Reserve Bank of India (RBI) issues the bonds on behalf of the central government. Date of Subscription: February 12 – February 16, 2024 Date of Issuance: February 21, 2024 The tenor of the Sovereign Gold Bond (SGB) is for eight years with an option of premature redemption after 5th year to be exercised on the date on which interest is payable. The maximum limit of subscription is 4 kg for individuals, 4 kg for HUF, and 20 kg for trusts and similar entities per fiscal year.
The investors are compensated at a fixed rate of 2.50 per cent per annum payable semi-annually on the nominal value. The price of SGBs is fixed in Indian Rupees based on a simple average closing price of gold of 999 purity, published by the India Bullion and Jewellers Association Limited (IBJA) for the last three working days of the week preceding the subscription period. The interest on SGBs shall be taxable as per the provision of the Income Tax Act, 1961 (43 of 1961).
The capital gains tax arising on redemption of SGB to an individual is exempted.
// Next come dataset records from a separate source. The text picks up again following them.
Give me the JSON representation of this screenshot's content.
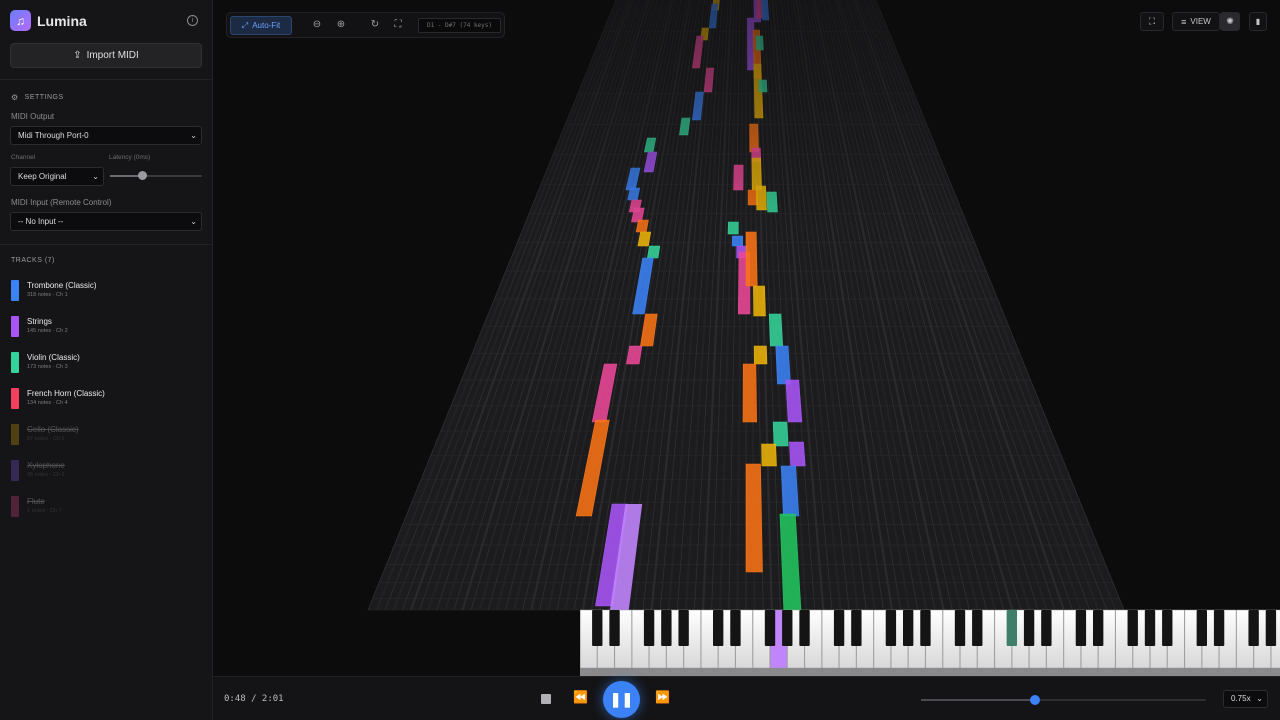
{
  "app": {
    "name": "Lumina",
    "import_label": "Import MIDI"
  },
  "settings": {
    "heading": "SETTINGS",
    "midi_output_label": "MIDI Output",
    "midi_output_value": "Midi Through Port-0",
    "channel_label": "Channel",
    "channel_value": "Keep Original",
    "latency_label": "Latency (0ms)",
    "latency_fraction": 0.35,
    "midi_input_label": "MIDI Input (Remote Control)",
    "midi_input_value": "-- No Input --"
  },
  "tracks": {
    "heading": "TRACKS (7)",
    "items": [
      {
        "name": "Trombone (Classic)",
        "meta": "318 notes · Ch 1",
        "color": "#3b82f6",
        "muted": false
      },
      {
        "name": "Strings",
        "meta": "145 notes · Ch 2",
        "color": "#a855f7",
        "muted": false
      },
      {
        "name": "Violin (Classic)",
        "meta": "173 notes · Ch 3",
        "color": "#34d399",
        "muted": false
      },
      {
        "name": "French Horn (Classic)",
        "meta": "134 notes · Ch 4",
        "color": "#f43f5e",
        "muted": false
      },
      {
        "name": "Cello (Classic)",
        "meta": "87 notes · Ch 5",
        "color": "#eab308",
        "muted": true
      },
      {
        "name": "Xylophone",
        "meta": "95 notes · Ch 6",
        "color": "#8b5cf6",
        "muted": true
      },
      {
        "name": "Flute",
        "meta": "1 notes · Ch 7",
        "color": "#ec4899",
        "muted": true
      }
    ]
  },
  "toolbar": {
    "autofit_label": "Auto-Fit",
    "range_text": "D1 - D#7 (74 keys)",
    "view_label": "VIEW"
  },
  "player": {
    "time": "0:48 / 2:01",
    "progress_fraction": 0.4,
    "speed": "0.75x"
  },
  "colors": {
    "accent": "#3b82f6",
    "note_colors": [
      "#3b82f6",
      "#a855f7",
      "#f97316",
      "#eab308",
      "#ec4899",
      "#34d399",
      "#22c55e"
    ]
  }
}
The indexation benefits will be provided to long-term capital gains arising to any person on transfer of the SGB. The SGBs will be sold through Scheduled Commercial banks (except Small Finance Banks, Payment Banks, and Regional Rural Banks), Stock Holding Corporation of India Limited (SHCIL), Clearing Corporation of India Limited (CCIL), designated post offices, and recognised stock exchanges viz., National Stock Exchange of India Limited and Bombay Stock Exchange Limited.